В середине апреля Галя сказала, что пора спускаться в метро. Земля подсохла, ночи стали короче, еще немного, и придется ждать до осени. Вентиляционные шахты у вестибюля наглухо завалило, в переходы соваться опасно, там потолок и стены держатся на соплях. Но за Мюзик-холлом, ближе к протоке, есть водосток с люком – если достать защитку, можно пройти в туннель.

Планирование и подготовку операции Сим-Симыч взял на себя. Достал карту, свечей, настоящий фонарь, резак с газовым баллоном, выменял на «яблочко» три костюма химзащиты, сам решил обойтись болотными сапогами, макинтошем и противогазом. Из НЗ вытащил две окаменевшие от старости шоколадки и некрупную фляжку золотистого коньяка.

– Выходим после вечернего радио. В туннель пойдут Тим, Серый, я и Галя. Шурик с Ильей патрулируют у «Стерегущего». Муха в резерве. Сигнал СОС – два одиночных выстрела, одна короткая очередь. Если до утра не сигналим – делайте дневку, ждите. На второй день можете хоронить. Сью в доле. Есть вопросы?

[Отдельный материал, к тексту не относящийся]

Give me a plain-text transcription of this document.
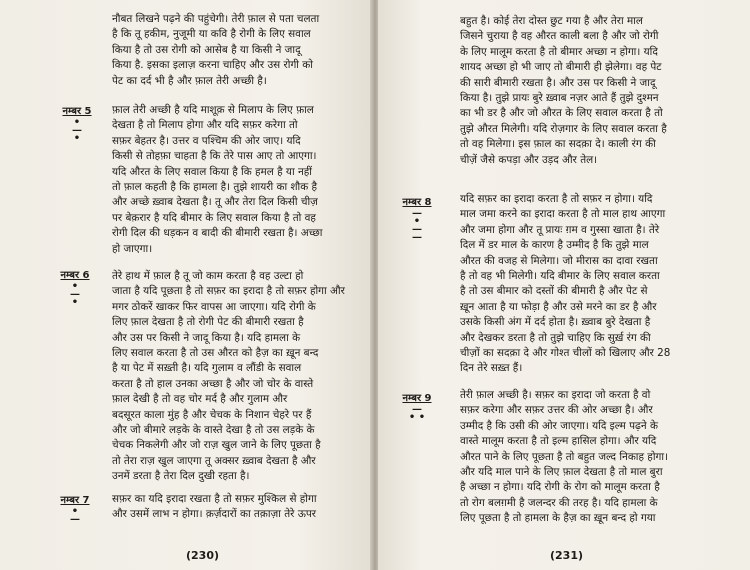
नौबत लिखने पढ़ने की पहुंचेगी। तेरी फ़ाल से पता चलता
है कि तू हकीम, नुजूमी या कवि है रोगी के लिए सवाल
किया है तो उस रोगी को आसेब है या किसी ने जादू
किया है. इसका इलाज़ करना चाहिए और उस रोगी को
पेट का दर्द भी है और फ़ाल तेरी अच्छी है।
नम्बर 5
•
—
•
फ़ाल तेरी अच्छी है यदि माशूक़ से मिलाप के लिए फ़ाल
देखता है तो मिलाप होगा और यदि सफ़र करेगा तो
सफ़र बेहतर है। उत्तर व पश्चिम की ओर जाए। यदि
किसी से तोहफ़ा चाहता है कि तेरे पास आए तो आएगा।
यदि औरत के लिए सवाल किया है कि हमल है या नहीं
तो फ़ाल कहती है कि हामला है। तुझे शायरी का शौक है
और अच्छे ख़्वाब देखता है। तू और तेरा दिल किसी चीज़
पर बेक़रार है यदि बीमार के लिए सवाल किया है तो वह
रोगी दिल की धड़कन व बादी की बीमारी रखता है। अच्छा
हो जाएगा।
नम्बर 6
•
—
•
तेरे हाथ में फ़ाल है तू जो काम करता है वह उल्टा हो
जाता है यदि पूछता है तो सफ़र का इरादा है तो सफ़र होगा और
मगर ठोकरें खाकर फिर वापस आ जाएगा। यदि रोगी के
लिए फ़ाल देखता है तो रोगी पेट की बीमारी रखता है
और उस पर किसी ने जादू किया है। यदि हामला के
लिए सवाल करता है तो उस औरत को हैज़ का ख़ून बन्द
है या पेट में सख़्ती है। यदि गुलाम व लौंडी के सवाल
करता है तो हाल उनका अच्छा है और जो चोर के वास्ते
फ़ाल देखी है तो वह चोर मर्द है और गुलाम और
बदसूरत काला मुंह है और चेचक के निशान चेहरे पर हैं
और जो बीमारे लड़के के वास्ते देखा है तो उस लड़के के
चेचक निकलेगी और जो राज़ खुल जाने के लिए पूछता है
तो तेरा राज़ खुल जाएगा तू अक्सर ख़्वाब देखता है और
उनमें डरता है तेरा दिल दुखी रहता है।
नम्बर 7
•
—
सफ़र का यदि इरादा रखता है तो सफ़र मुश्किल से होगा
और उसमें लाभ न होगा। क़र्ज़दारों का तक़ाज़ा तेरे ऊपर
(230)
बहुत है। कोई तेरा दोस्त छुट गया है और तेरा माल
जिसने चुराया है वह औरत काली बला है और जो रोगी
के लिए मालूम करता है तो बीमार अच्छा न होगा। यदि
शायद अच्छा हो भी जाए तो बीमारी ही झेलेगा। वह पेट
की सारी बीमारी रखता है। और उस पर किसी ने जादू
किया है। तुझे प्रायः बुरे ख़्वाब नज़र आते हैं तुझे दुश्मन
का भी डर है और जो औरत के लिए सवाल करता है तो
तुझे औरत मिलेगी। यदि रोज़गार के लिए सवाल करता है
तो वह मिलेगा। इस फ़ाल का सदक़ा दे। काली रंग की
चीज़ें जैसे कपड़ा और उड़द और तेल।
नम्बर 8
—
•
—
—
यदि सफ़र का इरादा करता है तो सफ़र न होगा। यदि
माल जमा करने का इरादा करता है तो माल हाथ आएगा
और जमा होगा और तू प्रायः ग़म व गुस्सा खाता है। तेरे
दिल में डर माल के कारण है उम्मीद है कि तुझे माल
औरत की वजह से मिलेगा। जो मीरास का दावा रखता
है तो वह भी मिलेगी। यदि बीमार के लिए सवाल करता
है तो उस बीमार को दस्तों की बीमारी है और पेट से
ख़ून आता है या फोड़ा है और उसे मरने का डर है और
उसके किसी अंग में दर्द होता है। ख़्वाब बुरे देखता है
और देखकर डरता है तो तुझे चाहिए कि सुर्ख़ रंग की
चीज़ों का सदक़ा दे और गोश्त चीलों को खिलाए और 28
दिन तेरे सख़्त हैं।
नम्बर 9
—
• •
तेरी फ़ाल अच्छी है। सफ़र का इरादा जो करता है वो
सफ़र करेगा और सफ़र उत्तर की ओर अच्छा है। और
उम्मीद है कि उसी की ओर जाएगा। यदि इल्म पढ़ने के
वास्ते मालूम करता है तो इल्म हासिल होगा। और यदि
औरत पाने के लिए पूछता है तो बहुत जल्द निकाह होगा।
और यदि माल पाने के लिए फ़ाल देखता है तो माल बुरा
है अच्छा न होगा। यदि रोगी के रोग को मालूम करता है
तो रोग बलग़मी है जलन्दर की तरह है। यदि हामला के
लिए पूछता है तो हामला के हैज़ का ख़ून बन्द हो गया
(231)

Мужики кивнули, соглашаясь, – если мать погибнет, ребенок получит ее долю в общаке. Только Муха разорался, почему его оставляют. Он плевался, краснел и бурчал неразборчивое, пока Галя не попросила его позаботиться о ребенке, если вдруг она не вернется. На этом старик размяк.

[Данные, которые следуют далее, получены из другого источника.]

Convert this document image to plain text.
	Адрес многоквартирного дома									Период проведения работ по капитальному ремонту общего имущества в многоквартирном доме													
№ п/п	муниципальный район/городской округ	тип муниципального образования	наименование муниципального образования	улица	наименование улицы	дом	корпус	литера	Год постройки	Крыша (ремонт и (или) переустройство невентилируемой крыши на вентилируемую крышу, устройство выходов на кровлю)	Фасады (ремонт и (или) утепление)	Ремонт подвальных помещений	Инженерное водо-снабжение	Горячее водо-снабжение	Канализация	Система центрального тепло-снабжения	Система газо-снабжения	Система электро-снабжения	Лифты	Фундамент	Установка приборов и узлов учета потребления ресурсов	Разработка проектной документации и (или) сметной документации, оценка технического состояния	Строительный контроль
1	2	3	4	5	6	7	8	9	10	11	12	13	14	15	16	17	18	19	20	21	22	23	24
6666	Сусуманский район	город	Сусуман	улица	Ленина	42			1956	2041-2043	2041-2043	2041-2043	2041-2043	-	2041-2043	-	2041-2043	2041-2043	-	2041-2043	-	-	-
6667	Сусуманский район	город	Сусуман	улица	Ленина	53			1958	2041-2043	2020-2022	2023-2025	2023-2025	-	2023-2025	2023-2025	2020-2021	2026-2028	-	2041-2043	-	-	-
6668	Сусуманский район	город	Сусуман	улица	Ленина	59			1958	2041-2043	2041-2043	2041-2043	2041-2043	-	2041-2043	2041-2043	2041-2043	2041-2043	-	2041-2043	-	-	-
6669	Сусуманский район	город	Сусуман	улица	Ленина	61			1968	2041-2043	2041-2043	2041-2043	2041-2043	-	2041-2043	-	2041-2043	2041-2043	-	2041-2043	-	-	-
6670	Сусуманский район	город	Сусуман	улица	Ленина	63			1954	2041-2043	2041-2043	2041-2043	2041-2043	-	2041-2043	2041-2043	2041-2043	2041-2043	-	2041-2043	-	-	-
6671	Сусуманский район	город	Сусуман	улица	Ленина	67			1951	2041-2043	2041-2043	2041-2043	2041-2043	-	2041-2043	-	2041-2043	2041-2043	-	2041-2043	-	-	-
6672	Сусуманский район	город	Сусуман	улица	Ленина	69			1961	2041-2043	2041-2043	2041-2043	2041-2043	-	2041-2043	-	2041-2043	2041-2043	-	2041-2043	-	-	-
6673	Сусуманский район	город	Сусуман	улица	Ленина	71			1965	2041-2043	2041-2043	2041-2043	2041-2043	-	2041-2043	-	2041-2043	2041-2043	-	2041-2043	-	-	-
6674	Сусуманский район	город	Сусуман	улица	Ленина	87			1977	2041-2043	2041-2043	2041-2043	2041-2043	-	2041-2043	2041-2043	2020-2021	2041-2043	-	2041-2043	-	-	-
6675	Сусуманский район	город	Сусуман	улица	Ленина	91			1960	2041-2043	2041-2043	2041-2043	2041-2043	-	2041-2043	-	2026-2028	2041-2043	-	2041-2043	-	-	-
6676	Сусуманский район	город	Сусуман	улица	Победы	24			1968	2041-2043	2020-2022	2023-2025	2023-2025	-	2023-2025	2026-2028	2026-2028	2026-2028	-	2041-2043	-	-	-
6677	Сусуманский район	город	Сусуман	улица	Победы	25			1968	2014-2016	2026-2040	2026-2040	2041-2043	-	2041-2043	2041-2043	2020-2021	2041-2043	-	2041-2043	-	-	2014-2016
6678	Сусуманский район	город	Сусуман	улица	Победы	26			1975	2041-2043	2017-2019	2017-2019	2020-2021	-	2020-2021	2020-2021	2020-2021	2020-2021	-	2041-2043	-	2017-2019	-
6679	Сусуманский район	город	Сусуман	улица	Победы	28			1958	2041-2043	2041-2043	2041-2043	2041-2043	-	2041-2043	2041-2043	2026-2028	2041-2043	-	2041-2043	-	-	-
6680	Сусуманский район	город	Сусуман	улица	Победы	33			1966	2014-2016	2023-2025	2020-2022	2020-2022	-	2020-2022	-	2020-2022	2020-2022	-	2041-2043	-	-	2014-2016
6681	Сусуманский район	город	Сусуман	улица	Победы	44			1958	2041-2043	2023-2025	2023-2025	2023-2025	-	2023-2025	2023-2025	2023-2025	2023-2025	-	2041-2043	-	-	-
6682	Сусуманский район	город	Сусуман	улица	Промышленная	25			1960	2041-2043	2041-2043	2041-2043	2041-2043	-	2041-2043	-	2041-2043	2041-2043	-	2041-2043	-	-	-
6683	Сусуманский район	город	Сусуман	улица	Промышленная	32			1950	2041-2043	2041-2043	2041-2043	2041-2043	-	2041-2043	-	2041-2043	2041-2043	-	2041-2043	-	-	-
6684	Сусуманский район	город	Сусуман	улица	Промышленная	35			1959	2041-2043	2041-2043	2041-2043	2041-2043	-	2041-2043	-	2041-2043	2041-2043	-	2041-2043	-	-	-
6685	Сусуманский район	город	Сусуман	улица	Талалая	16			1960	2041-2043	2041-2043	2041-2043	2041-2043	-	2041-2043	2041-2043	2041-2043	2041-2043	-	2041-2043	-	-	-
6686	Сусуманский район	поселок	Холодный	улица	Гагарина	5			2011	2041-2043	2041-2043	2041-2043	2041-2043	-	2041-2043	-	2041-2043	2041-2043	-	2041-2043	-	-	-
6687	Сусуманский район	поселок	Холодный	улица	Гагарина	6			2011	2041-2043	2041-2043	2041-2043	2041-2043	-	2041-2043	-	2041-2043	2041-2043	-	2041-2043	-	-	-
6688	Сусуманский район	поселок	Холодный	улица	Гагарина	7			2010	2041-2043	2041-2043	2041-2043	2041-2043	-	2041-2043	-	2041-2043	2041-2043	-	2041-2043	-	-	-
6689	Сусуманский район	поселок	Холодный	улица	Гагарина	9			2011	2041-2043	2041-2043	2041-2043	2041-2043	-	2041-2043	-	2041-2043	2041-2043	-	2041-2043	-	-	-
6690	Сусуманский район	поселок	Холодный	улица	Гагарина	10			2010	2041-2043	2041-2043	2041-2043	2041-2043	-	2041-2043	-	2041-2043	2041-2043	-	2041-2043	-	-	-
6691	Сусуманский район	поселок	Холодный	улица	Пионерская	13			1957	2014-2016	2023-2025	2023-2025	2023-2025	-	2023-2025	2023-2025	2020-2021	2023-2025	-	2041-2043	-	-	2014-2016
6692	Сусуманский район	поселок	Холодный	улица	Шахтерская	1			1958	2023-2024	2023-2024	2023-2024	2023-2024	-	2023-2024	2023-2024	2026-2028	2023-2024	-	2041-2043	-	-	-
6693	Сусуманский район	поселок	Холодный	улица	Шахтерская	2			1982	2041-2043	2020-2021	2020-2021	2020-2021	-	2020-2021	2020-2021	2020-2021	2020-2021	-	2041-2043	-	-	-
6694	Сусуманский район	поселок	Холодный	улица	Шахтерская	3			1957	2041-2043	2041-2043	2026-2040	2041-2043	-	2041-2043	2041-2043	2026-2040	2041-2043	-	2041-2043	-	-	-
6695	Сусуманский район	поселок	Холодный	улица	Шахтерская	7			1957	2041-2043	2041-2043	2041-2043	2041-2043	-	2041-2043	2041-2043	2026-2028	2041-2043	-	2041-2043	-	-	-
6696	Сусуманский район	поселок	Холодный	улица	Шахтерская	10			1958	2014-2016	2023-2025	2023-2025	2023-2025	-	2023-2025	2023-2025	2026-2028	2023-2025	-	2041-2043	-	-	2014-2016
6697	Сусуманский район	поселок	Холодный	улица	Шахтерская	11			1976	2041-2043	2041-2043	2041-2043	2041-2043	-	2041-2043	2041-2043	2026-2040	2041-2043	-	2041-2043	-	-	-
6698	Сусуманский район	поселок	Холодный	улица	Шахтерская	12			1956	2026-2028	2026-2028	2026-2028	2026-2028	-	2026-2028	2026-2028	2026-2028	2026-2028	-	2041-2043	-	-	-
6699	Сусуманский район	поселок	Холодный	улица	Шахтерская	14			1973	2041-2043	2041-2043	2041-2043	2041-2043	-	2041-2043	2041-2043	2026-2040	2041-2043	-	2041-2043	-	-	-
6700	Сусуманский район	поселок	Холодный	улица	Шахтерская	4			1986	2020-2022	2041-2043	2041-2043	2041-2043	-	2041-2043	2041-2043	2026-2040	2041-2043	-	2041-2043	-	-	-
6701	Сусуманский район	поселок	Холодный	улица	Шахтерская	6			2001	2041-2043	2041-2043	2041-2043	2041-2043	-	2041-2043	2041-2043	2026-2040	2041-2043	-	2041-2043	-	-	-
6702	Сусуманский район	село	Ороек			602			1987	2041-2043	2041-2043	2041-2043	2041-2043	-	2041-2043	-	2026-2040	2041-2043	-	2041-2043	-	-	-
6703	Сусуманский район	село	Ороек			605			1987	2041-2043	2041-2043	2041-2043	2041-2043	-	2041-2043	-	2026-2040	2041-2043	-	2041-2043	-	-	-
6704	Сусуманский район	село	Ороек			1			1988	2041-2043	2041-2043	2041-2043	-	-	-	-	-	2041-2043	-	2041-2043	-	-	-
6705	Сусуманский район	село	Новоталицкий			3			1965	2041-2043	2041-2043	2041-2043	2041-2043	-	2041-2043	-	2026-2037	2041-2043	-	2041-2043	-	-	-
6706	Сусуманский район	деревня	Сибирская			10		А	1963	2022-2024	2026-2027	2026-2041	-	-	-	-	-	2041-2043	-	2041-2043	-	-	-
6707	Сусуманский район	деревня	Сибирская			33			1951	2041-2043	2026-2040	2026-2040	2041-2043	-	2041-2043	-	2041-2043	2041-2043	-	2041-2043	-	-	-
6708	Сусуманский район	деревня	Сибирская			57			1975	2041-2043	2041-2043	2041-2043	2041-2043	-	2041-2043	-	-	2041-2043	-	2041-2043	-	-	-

Малышку Сью уложили спать раньше обычного. Мужики в кухне без аппетита глодали обжаренную в тесте корюшку, сплевывали в общую миску головы и хвосты, пока Галя напевала старинную колыбельную песенку про усталые игрушки. Закончив есть, выпили по одной за почин дела, больше не стали. Радиоточка наигрывала меланхолическое: «…Старый отель, двери свои открой. Старый отель, в полночь меня укрой». Выгребая из бороды приставшую рыбью чешую, Сим-Симыч подумал, что в полночь они уже будут на станции. Песня закончилась, прозвенели знакомые позывные. Рюкзаки уже были собраны, оружие проверено. Сам Сим-Симыч взял короткоствол, Илья, Тим и Серый предпочли автоматы, Шурик сунул в кобуру переделанный пистолет, Галя оружие брать не стала.

– Вы ж не бросите девушку на съеденье подземным крысам-мутантам, – пошутила она, но в глазах промелькнул испуг.

«Не доверяет, – подумал Сим-Симыч. – Правильно делает».

– Все, мужики, присядем на дорожку – и айда.

…Весенний воздух одуряюще пах свежестью, особенной апрельской чистотой. Хлюпая сапогами по грязной дорожке парка, Сим-Симыч вспоминал первый Чумной год, пропитавшую все склизкую, сладковатую трупную вонь – желающих прикасаться к мертвым не находилось, даже собаки не жрали падаль, а дроиды еще не разрядились. Так что живность, расплодившаяся в Зоопарке, приносила Петроградской стороне ощутимую пользу. На Гражданке трупы жгли, на Васильевском падаль бросали в море – смердело до самой Гавани.

Впереди бахнули выстрелы, раздалась брань. Сим-Симыч метнулся и разглядел в сумерках темную тушу, похожую на собачью, но приземистее и массивнее. Мужики столпились вокруг, нервный Шурик пнул тварь в бок и тут же схлопотал в бок от кэпа:

– Охренел? Вот прыгнет, сцука, откусит кой-что, будешь знать. Цел?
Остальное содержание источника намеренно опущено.